Apotheker warnen vor Schließungswelle: "Ohne Reformen droht Versorgungsnotstand"

Eine Apotheke namens "Die Generics Apotheke" umgeben von Gebäuden, Strommasten, Werbetafeln, Zimmerpflanzen, Kraftfahrzeugen auf der Straße, unter einem klaren blauen Himmel.

Apotheker warnen vor Schließungswelle: "Ohne Reformen droht Versorgungsnotstand"

Apotheker Dr. Gregor Lohmann traf sich kürzlich mit dem CDU-Landesabgeordneten Fabian Schrumpf, um auf die wachsenden Belastungen im deutschen Apothekensektor aufmerksam zu machen. Im Mittelpunkt ihres Gesprächs standen finanzielle Engpässe, Personalprobleme sowie die Auswirkungen von Apothekenschließungen auf die Patientenversorgung – sowohl in ländlichen als auch in städtischen Regionen.

Besonders thematisiert wurden die seit Langem bestehenden wirtschaftlichen Herausforderungen, darunter feste Abgabegebühren und stagnierende Vergütungen. Lohmann wies darauf hin, dass Versandapotheken trotz einer festen Gebühr von 8,35 Euro pro Rezept Rabatte von bis zu 10 Euro gewähren könnten. Diese Ungleichheit erschwere es lokalen Apotheken, wettbewerbsfähig zu bleiben.

Lohmann betonte zudem, wie existenziell der Verkauf verschreibungspflichtiger Medikamente für den Erhalt seiner Apotheke sei. Ohne angemessene Vergütung, warnte er, würden Löhne des Personals und die Patientenversorgung leiden. Im Norden Essens führen bereits weniger Apotheken und Ärzte zu längeren Anfahrtswegen – besonders in Not- und Nachtfällen.
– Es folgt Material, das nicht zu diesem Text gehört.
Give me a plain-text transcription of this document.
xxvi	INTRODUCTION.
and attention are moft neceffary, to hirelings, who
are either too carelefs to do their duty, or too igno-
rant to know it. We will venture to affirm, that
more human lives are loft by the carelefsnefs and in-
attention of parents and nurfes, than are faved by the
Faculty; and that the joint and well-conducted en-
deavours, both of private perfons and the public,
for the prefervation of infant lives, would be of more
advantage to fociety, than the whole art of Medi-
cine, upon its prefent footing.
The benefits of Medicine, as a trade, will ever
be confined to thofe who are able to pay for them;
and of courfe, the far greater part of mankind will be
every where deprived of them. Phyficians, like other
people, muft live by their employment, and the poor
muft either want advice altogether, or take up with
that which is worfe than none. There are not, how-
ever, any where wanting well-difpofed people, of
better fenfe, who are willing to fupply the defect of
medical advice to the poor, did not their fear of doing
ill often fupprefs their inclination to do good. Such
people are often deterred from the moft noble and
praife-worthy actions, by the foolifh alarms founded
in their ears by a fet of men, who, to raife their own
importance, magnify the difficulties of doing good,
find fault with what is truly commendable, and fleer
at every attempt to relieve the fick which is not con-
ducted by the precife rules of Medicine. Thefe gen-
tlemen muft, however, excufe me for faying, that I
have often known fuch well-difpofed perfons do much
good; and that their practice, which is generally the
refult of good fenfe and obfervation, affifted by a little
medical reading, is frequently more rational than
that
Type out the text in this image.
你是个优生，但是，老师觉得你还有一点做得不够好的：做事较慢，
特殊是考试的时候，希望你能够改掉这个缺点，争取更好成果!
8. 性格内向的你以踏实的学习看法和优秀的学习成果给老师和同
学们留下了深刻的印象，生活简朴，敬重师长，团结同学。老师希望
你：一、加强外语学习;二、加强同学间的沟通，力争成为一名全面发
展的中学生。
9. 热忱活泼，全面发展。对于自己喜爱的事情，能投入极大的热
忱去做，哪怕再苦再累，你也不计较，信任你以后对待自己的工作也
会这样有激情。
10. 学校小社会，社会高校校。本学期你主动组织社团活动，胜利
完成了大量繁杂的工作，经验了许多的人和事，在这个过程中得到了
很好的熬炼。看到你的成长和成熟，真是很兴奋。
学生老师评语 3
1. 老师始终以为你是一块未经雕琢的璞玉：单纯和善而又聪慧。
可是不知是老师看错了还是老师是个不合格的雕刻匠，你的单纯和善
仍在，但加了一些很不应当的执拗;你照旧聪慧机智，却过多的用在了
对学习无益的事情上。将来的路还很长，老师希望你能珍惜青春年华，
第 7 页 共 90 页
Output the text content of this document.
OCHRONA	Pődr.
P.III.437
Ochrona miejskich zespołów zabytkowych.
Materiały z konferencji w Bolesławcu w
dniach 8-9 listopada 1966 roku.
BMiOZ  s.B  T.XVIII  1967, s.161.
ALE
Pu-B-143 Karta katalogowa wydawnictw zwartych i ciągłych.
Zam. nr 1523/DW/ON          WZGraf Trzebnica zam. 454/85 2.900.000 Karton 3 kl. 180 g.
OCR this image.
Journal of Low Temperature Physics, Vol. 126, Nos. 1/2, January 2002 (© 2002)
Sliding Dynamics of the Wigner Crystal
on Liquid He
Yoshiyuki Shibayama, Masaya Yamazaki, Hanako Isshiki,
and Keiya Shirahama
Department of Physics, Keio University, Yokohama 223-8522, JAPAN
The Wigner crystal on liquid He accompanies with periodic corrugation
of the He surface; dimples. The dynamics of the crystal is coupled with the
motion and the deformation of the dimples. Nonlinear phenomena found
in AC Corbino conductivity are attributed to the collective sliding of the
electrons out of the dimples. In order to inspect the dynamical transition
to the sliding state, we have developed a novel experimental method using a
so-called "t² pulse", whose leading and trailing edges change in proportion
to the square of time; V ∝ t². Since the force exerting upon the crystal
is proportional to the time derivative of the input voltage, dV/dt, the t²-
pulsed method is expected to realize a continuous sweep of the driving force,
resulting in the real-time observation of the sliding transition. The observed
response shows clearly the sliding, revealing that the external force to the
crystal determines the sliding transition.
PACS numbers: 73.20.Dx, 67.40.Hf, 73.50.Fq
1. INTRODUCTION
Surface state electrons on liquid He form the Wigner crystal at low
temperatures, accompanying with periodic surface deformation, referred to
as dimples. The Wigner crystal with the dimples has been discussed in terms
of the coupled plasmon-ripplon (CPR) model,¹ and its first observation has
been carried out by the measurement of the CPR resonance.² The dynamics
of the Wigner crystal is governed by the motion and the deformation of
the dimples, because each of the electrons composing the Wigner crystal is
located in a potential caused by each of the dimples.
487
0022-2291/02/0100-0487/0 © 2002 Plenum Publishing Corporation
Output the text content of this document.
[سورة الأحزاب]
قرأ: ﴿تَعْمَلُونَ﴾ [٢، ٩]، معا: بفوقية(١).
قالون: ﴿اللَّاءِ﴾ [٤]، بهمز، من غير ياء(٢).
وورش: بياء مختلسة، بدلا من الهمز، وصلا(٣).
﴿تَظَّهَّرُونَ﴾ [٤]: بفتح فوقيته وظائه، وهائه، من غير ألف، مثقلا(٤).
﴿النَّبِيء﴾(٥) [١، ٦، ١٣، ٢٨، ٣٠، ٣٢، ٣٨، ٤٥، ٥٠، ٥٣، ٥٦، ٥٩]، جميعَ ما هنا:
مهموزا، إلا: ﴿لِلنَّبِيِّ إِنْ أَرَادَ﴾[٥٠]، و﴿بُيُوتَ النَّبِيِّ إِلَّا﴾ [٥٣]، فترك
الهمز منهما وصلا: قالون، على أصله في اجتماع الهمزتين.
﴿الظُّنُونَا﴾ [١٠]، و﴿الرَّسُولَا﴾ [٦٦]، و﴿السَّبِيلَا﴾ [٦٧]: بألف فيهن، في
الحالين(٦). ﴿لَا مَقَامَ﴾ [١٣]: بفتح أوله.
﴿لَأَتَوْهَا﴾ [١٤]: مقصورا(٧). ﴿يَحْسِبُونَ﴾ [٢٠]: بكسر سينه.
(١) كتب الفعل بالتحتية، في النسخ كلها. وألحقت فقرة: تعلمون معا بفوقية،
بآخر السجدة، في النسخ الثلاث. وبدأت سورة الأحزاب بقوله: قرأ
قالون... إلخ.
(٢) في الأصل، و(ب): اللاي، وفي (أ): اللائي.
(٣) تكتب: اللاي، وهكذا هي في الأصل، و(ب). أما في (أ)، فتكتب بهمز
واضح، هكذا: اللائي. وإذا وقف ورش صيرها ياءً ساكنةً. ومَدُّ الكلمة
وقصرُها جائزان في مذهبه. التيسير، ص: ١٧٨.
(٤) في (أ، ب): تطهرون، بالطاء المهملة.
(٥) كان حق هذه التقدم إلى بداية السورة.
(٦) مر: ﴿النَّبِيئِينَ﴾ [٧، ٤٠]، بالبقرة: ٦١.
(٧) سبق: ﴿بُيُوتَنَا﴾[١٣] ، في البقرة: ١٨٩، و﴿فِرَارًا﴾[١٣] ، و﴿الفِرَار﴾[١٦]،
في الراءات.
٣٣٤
Schrumpf erkannte die Frustrationen der Branche an und verwies darauf, dass die Abgabegebühren seit Jahren nicht angepasst wurden. Er zeigte Verständnis für die geplanten Proteste am 23. März. Zwar räumte er als Landespolitiker begrenzte Handlungsspielräume ein, versprach jedoch, die Anliegen auf Bundesebene vorzubringen. Nach dem Gespräch sicherte er zu, die Themen weiter voranzutreiben.

Konkrete Lösungen gab es zwar nicht, doch Schrumpf signalisierte mit seiner Unterstützung für die Proteste, dass er die Schwierigkeiten des Sektors ernst nimmt. Unterdessen kämpfen Apotheken weiter mit finanzieller Unsicherheit und müssen in betroffenen Regionen Einschnitte bei ihren Leistungen hinnehmen.